The Programme of Action set out the following
20-year goals in four related areas:
"Beyond the achievement of the goal of universal
primary education in all countries before the year 2015, all countries
are urged to ensure the widest and earliest possible access by girls
and women to secondary and higher levels of education, as well as
to vocational education and technical training, bearing in mind
the need to improve the quality and relevance of that education."
[para. 4.18]
"... Countries should strive to reduce their
infant and under-five mortality rates by one third, or to 50 and
70 per 1,000 live births, respectively, whichever is less, by the
year 2000, with appropriate adaptation to the particular situation
of each country. By 2005, countries with intermediate mortality
levels should aim to achieve an infant mortality rate below 50 deaths
per 1,000 live births and an under-five mortality rate below 60
deaths per 1,000 live births. By 2015, all countries should aim
to achieve an infant mortality rate below 35 per 1,000 live births
and an under-five mortality rate below 45 per 1,000. Countries that
achieve these levels earlier should strive to lower them further."
[para. 8.16]
"Countries should strive to effect significant
reductions in maternal mortality by the year 2015: a reduction in
maternal mortality by one half of the 1990 levels by the year 2000
and a further one half by 2015. The realization of these goals will
have different implications for countries with different 1990 levels
of maternal mortality. Countries with intermediate levels of mortality
should aim to achieve by the year 2005 a maternal mortality rate
below 100 per 100,000 live births and by the year 2015 a maternal
mortality rate below 60 per 100,000 live births. Countries with
the highest levels of maternal mortality should aim to achieve by
2005 a maternal mortality rate below 125 per 100,000 live births
and by 2015 a maternal mortality rate below 75 per 100,000 live
births. However, all countries should reduce maternal morbidity
and mortality to levels where they no longer constitute a public
health problem.

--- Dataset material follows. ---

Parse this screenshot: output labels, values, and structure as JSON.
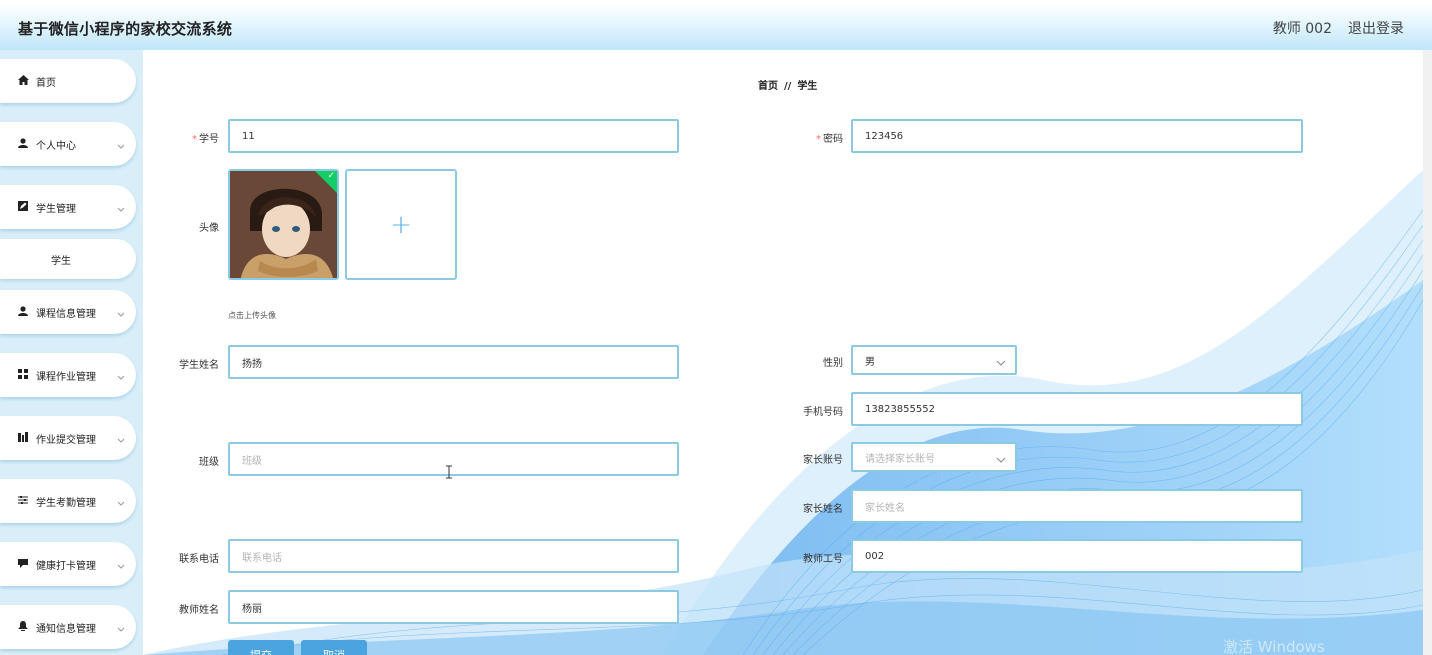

Disparities in maternal mortality within countries
and between geographical regions, socio-economic and ethnic groups
should be narrowed." [para.
8.21]
"All countries should strive to make accessible
through the primary health-care system, reproductive health to all
individuals of appropriate ages as soon as possible and no later
than the year 2015. Reproductive health care in the context of primary
health care should, inter alia, include: family-planning counselling,
information, education, communication and services; education and
services for pre-natal care, safe delivery and post-natal care;
prevention and appropriate treatment of infertility; abortion as
specified in paragraph 8.25, including prevention of abortion and
the management of the consequences of abortion; treatment of reproductive
tract infections; sexually transmitted diseases and other reproductive
health conditions; and information, education and counselling, as
appropriate, on human sexuality, reproductive health and responsible
parenthood. Referral for family-planning services and further diagnosis
and treatment for complications of pregnancy, delivery and abortion,
infertility, reproductive tract infections, breast cancer and cancers
of the reproductive system, sexually transmitted diseases, including
HIV/AIDS should always be available, as required. Active discouragement
of harmful practices, such as female genital mutilation, should
also be an integral component of primary health care, including
reproductive health-care programmes." [para.